Right now, what's the most important for the success and adoption of D?

Daniel Keep daniel.keep.lists at gmail.com
Sat Sep 29 07:03:22 PDT 2007



Patrick Kreft wrote:
> downs schrieb:
>> Max Samukha wrote:
>>> 1. More bugfixes in D 1.0. I would be happy to call it stable some
>>> day.
>>> 2. The problem with RAII (destructors are useless:
>>> http://www.digitalmars.com/d/archives/digitalmars/D/learn/destructors_7525.html
>>>
>>> and other threads)
>>> 3. GUI
>>
>> Seconded, especially the first. And the second. Third would be nice
>> too :)
>>  --downs
> 
> Hmm Second isnt an issue. I think it was misunderstood.
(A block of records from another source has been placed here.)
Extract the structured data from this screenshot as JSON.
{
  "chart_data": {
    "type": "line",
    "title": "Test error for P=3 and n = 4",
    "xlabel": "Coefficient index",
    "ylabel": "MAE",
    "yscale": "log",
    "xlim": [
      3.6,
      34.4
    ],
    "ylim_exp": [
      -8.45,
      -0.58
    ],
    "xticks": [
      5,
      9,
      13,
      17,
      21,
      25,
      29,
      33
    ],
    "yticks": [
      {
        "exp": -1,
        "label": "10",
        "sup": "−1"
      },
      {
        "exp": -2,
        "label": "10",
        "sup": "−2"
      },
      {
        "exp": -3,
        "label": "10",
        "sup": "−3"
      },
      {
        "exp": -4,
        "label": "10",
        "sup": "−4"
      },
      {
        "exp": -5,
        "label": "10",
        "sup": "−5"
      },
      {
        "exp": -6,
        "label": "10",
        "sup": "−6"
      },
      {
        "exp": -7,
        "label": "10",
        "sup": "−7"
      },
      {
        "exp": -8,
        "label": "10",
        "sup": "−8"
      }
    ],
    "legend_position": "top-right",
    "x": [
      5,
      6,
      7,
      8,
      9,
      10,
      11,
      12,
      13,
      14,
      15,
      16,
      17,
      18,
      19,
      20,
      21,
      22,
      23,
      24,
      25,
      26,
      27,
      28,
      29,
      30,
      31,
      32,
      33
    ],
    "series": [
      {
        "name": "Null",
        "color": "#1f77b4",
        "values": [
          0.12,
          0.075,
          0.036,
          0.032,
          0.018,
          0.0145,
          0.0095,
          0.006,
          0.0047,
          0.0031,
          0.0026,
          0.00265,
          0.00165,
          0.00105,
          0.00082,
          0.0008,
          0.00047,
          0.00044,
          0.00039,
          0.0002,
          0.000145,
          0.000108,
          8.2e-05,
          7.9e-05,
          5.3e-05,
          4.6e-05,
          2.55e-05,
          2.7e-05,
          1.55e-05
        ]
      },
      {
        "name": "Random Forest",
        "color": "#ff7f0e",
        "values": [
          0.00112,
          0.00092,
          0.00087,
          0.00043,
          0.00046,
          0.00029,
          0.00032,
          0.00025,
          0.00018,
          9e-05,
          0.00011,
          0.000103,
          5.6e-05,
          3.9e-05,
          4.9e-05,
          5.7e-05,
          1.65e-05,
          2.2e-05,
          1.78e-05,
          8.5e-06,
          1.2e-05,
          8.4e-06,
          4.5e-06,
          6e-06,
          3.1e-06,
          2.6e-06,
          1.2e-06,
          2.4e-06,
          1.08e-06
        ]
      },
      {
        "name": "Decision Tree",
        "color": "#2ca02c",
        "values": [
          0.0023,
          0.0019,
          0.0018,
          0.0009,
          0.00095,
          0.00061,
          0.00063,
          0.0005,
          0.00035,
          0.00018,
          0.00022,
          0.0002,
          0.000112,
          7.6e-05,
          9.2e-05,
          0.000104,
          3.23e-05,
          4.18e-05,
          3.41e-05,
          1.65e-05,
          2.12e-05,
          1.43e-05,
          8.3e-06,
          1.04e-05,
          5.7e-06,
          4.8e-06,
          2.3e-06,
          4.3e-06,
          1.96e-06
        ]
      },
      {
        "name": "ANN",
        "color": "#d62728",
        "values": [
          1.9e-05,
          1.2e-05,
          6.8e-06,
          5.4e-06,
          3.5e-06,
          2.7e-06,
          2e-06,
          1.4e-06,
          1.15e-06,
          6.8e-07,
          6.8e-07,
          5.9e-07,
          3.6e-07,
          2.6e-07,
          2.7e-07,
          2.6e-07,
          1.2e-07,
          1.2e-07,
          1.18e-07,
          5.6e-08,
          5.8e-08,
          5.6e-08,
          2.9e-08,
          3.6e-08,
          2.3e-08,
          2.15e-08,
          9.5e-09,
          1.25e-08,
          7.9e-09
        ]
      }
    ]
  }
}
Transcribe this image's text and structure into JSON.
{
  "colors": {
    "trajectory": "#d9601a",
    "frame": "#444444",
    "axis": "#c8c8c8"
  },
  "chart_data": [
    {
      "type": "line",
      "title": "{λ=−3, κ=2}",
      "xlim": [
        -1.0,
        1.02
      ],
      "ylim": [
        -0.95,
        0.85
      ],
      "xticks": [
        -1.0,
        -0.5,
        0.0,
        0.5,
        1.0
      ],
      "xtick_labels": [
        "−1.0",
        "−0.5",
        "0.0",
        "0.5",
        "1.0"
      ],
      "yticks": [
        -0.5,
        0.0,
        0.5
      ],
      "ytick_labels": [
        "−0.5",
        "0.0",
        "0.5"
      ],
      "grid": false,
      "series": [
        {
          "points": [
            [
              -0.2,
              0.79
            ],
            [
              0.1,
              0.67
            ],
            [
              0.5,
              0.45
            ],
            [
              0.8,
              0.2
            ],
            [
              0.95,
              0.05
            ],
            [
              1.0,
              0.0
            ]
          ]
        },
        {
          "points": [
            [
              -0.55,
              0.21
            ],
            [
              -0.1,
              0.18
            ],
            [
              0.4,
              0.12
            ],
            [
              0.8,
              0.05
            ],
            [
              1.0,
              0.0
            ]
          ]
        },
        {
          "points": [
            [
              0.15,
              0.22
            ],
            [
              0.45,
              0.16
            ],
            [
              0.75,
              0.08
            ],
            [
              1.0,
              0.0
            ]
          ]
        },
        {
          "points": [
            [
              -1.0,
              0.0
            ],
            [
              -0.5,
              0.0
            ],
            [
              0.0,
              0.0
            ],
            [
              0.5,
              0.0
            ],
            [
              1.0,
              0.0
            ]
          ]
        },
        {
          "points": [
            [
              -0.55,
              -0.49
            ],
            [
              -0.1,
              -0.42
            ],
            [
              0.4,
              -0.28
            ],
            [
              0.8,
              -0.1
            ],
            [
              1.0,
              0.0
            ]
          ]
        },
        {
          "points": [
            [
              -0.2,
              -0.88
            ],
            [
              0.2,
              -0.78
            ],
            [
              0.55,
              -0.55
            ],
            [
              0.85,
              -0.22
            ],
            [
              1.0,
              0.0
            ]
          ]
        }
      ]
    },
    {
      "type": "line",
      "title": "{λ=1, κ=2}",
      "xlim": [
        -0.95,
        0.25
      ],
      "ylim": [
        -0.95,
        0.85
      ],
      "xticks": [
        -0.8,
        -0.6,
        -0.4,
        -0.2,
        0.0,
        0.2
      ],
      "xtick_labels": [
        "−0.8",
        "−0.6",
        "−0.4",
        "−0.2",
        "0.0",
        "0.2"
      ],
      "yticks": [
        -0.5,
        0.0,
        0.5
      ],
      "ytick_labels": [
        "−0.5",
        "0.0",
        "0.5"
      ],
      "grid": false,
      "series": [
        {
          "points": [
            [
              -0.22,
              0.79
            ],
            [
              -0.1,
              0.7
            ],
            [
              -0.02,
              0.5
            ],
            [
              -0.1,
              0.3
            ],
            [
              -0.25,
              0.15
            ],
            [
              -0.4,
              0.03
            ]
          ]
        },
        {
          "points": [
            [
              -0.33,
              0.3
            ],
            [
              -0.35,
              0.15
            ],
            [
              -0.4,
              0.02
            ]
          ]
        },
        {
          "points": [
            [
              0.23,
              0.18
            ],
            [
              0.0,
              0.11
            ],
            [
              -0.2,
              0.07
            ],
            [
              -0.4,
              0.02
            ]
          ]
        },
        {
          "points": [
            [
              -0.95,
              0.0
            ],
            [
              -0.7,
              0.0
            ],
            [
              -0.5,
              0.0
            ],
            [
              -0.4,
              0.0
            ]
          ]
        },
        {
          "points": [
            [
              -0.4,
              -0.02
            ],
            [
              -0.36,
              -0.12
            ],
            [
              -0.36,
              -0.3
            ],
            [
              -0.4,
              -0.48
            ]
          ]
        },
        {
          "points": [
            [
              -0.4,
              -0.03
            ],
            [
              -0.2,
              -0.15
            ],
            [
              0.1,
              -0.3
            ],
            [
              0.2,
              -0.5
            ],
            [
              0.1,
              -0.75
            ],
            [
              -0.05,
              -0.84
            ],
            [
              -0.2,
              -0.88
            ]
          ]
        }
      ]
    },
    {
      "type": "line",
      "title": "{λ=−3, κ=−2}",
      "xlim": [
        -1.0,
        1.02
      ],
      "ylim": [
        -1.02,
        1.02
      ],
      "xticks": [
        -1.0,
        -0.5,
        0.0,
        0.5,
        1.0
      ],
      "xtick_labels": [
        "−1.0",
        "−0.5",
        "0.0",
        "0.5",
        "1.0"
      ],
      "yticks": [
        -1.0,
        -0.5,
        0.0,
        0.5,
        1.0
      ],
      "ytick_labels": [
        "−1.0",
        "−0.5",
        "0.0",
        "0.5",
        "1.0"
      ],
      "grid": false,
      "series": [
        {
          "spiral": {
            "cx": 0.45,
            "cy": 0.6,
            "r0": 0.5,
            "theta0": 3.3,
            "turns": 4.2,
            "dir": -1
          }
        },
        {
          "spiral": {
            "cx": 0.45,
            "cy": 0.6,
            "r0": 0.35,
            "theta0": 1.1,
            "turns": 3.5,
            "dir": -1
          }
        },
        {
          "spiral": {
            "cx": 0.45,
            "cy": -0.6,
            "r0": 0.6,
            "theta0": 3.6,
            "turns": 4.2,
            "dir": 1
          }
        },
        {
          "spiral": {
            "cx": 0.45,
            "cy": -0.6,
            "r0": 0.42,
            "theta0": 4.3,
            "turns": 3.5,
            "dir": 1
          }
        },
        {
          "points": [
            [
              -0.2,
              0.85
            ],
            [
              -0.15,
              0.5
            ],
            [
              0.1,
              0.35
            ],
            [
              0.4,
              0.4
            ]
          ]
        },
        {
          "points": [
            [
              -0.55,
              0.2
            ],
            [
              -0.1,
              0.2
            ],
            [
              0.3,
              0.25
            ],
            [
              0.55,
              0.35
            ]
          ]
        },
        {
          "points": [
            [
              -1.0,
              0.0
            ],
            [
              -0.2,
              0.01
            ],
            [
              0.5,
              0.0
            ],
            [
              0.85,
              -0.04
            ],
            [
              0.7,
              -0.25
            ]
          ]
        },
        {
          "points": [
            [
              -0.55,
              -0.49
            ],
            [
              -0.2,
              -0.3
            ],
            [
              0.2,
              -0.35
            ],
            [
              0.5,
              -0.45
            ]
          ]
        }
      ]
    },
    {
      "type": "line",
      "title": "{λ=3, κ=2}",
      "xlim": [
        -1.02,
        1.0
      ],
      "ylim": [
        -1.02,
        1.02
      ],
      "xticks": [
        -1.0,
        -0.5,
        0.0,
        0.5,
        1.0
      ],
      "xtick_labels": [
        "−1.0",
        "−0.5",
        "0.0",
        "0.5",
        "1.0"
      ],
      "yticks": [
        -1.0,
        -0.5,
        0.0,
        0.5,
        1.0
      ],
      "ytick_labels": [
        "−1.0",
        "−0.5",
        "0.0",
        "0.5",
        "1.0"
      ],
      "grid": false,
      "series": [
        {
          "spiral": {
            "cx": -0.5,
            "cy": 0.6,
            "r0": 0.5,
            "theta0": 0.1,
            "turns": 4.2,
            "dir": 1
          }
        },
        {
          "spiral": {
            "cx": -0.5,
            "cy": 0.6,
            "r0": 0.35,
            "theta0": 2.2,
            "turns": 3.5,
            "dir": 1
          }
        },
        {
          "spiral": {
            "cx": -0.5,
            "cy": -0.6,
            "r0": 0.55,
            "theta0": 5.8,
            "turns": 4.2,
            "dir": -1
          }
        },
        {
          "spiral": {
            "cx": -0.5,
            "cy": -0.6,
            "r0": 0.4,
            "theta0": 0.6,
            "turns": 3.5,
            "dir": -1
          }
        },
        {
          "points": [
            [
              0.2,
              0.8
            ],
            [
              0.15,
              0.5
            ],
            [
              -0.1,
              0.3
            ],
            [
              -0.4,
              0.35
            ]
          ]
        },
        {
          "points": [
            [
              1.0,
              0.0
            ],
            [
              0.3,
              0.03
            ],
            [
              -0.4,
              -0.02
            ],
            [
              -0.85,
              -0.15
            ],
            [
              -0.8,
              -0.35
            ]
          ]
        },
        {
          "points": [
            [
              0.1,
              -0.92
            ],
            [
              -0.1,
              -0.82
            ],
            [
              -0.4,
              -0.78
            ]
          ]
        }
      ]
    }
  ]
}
Yeah D have GC
> and RAII, that means that u can explicit call a destructor and this will
> be executed.

No, it's not misunderstood.  It's *because* D uses garbage collection
that destructors are nearly useless.  An example from the thread:

class MyClass
{
    OtherClass a;
    this() {
       a = new OtherClass;
    }
    ~this() {
       delete a;
    }
}

This code is very dangerous because by the time ~this is executed, a may
already have been deleted.  It may not have been.  You *cannot* tell.
'a' will *probably* exist if you explicitly delete the object, or you
use RAII, but the problem is that as soon as you miss an object, or
decide to let the GC handle a single instance, the code becomes
dangerous and you can't rely on it.

This is solved slightly by having forcibly scoped class instances, but
these instances are themselves incredibly restricted precisely because
they can't escape their scope; meaning you can't return them out of
functions.

The problem, in a nutshell, is that because of the GC, a destructor
cannot safely act on or modify *any* GC-allocated memory, since you
never know when it's going to be destroyed.

	-- Daniel

P.S.  Insert general disclaimers about how there are corner cases and
exceptions to the above, but I'm far to lazy to point them all out.